Although Ninlil was a powerful goddess, it is the relationship with Enlil, her husband that forms a major component in the social identification and status of the goddess. The mythical story of Enlil and Ninlil is a tale of coming of age, whereby a Maiden goddess and a god grow from unsure adolescents to assertive adults in love and committed to a future together.
The mythical story of the rape of Ninlil by her consort, the wind god Enlil, reflects the life cycle of grain. It started when Enlil saw Ninlil bathing in a lake and was sexually attracted to her. Consequently, the pair had sex, without having any experience in affairs of the mind, body, heart, and soul, as Enlil forces himself onto the maiden and impregnated her.
However, although she carried the seed of the most coveted of the young gods, Ninlil felt insulted for the forceful rape and took Enlil to the assembled Anunnaki gods, demanding the punishment of her rapist. Enlil was found guilty and was condemned to the underworld kingdom of Ereshkigal. However, although Ninlil did want Enlil to be punished, and Enlil did not try to evade punishment, Ninlil decided to follow him to the Underworld and sets out immediately to descend, intending to rescue her stubborn lover back to the world above.
In the Underworld, Enlil met Ninlil thrice in three different disguises, and begged for her love, without divulging his true identity, and as his hardest judge, she reasserted herself as a true goddess to oblige him. Enlil met and impregnated her thrice in the disguise of the gatekeeper, as the man of the river of the nether world and as the man of the boat, and consequently, she gave birth to Nergal, the god of death, the underworld god Ninazu and Enbilulu, the god of rivers and canals. It seems that she knowingly received in her womb three more seeds of Enlil, and received them into herself to heal and rescue the god, and in the end, both them came back from the Underworld, to form one of the most loving couples in Mesopotamian myth and Religion.
Ninlil was explicitly identified with the grain goddess Ashnan in Mesopotamia, and the goddess of birth. She gave birth to the moon god, Sin, and daughter of Haia, god of the store, and Ninshebargunu, the goddess of agriculture.
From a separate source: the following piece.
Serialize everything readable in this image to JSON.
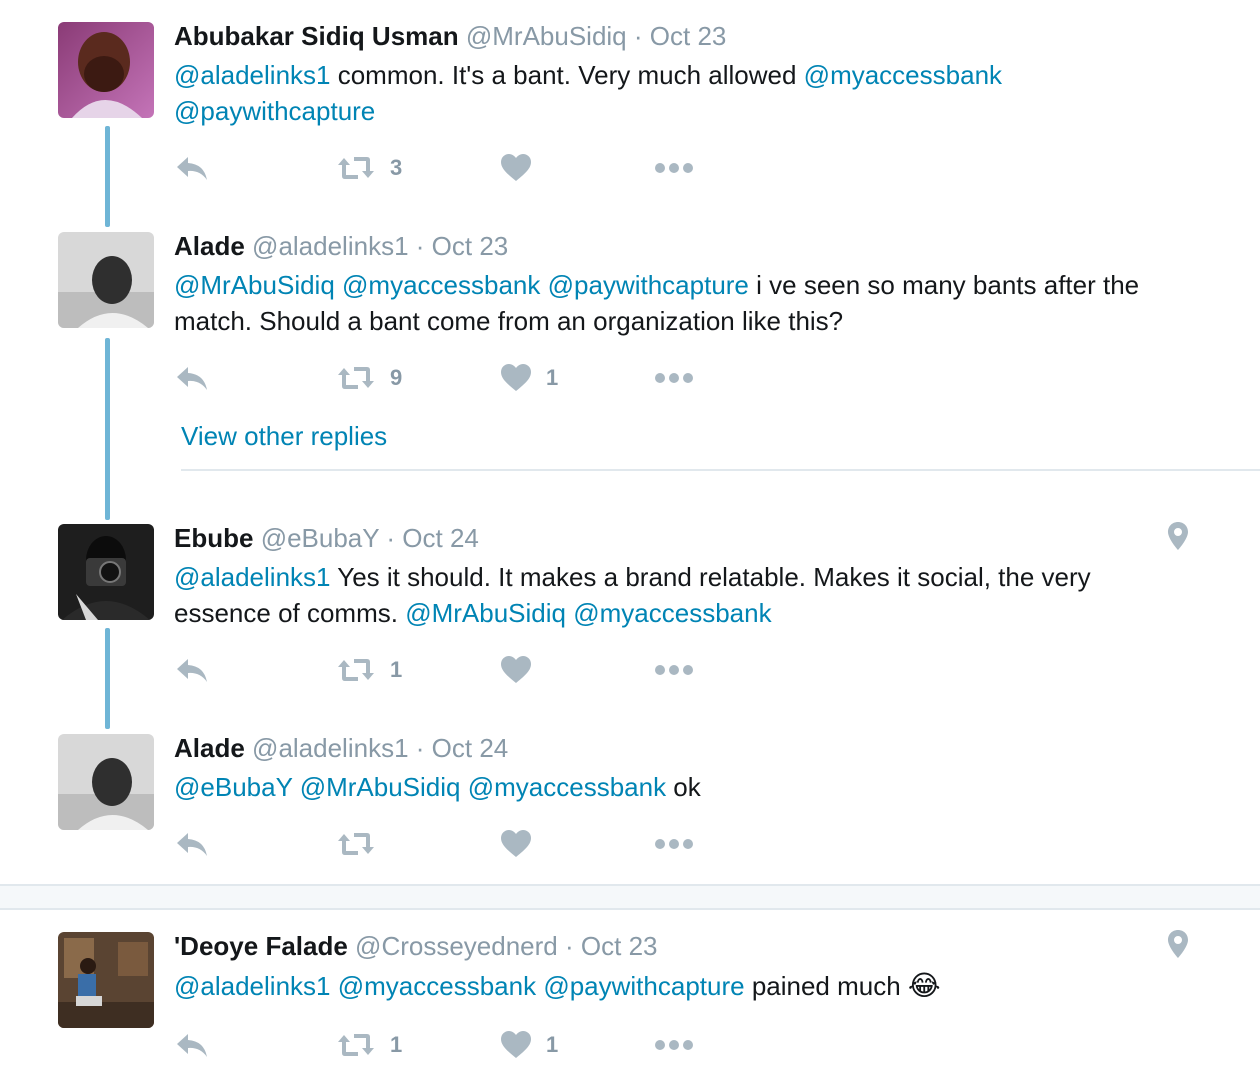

It is considered that she might be a form of the Mother Goddess as she was often called the mother or merciful mother, and as a benevolent and merciful goddess, she intercedes with Enlil on behalf of the mortals. Particularly, during the time of the Third Dynasty of Ur, many votive offerings were brought to her and since the Old Sumerian period, she was known in Nippur and Shuruppak as the wife of Enlil. Even, during the Old Babylonian period, several hymns were written in which the suitor prayed Ninlil to influence Enlil.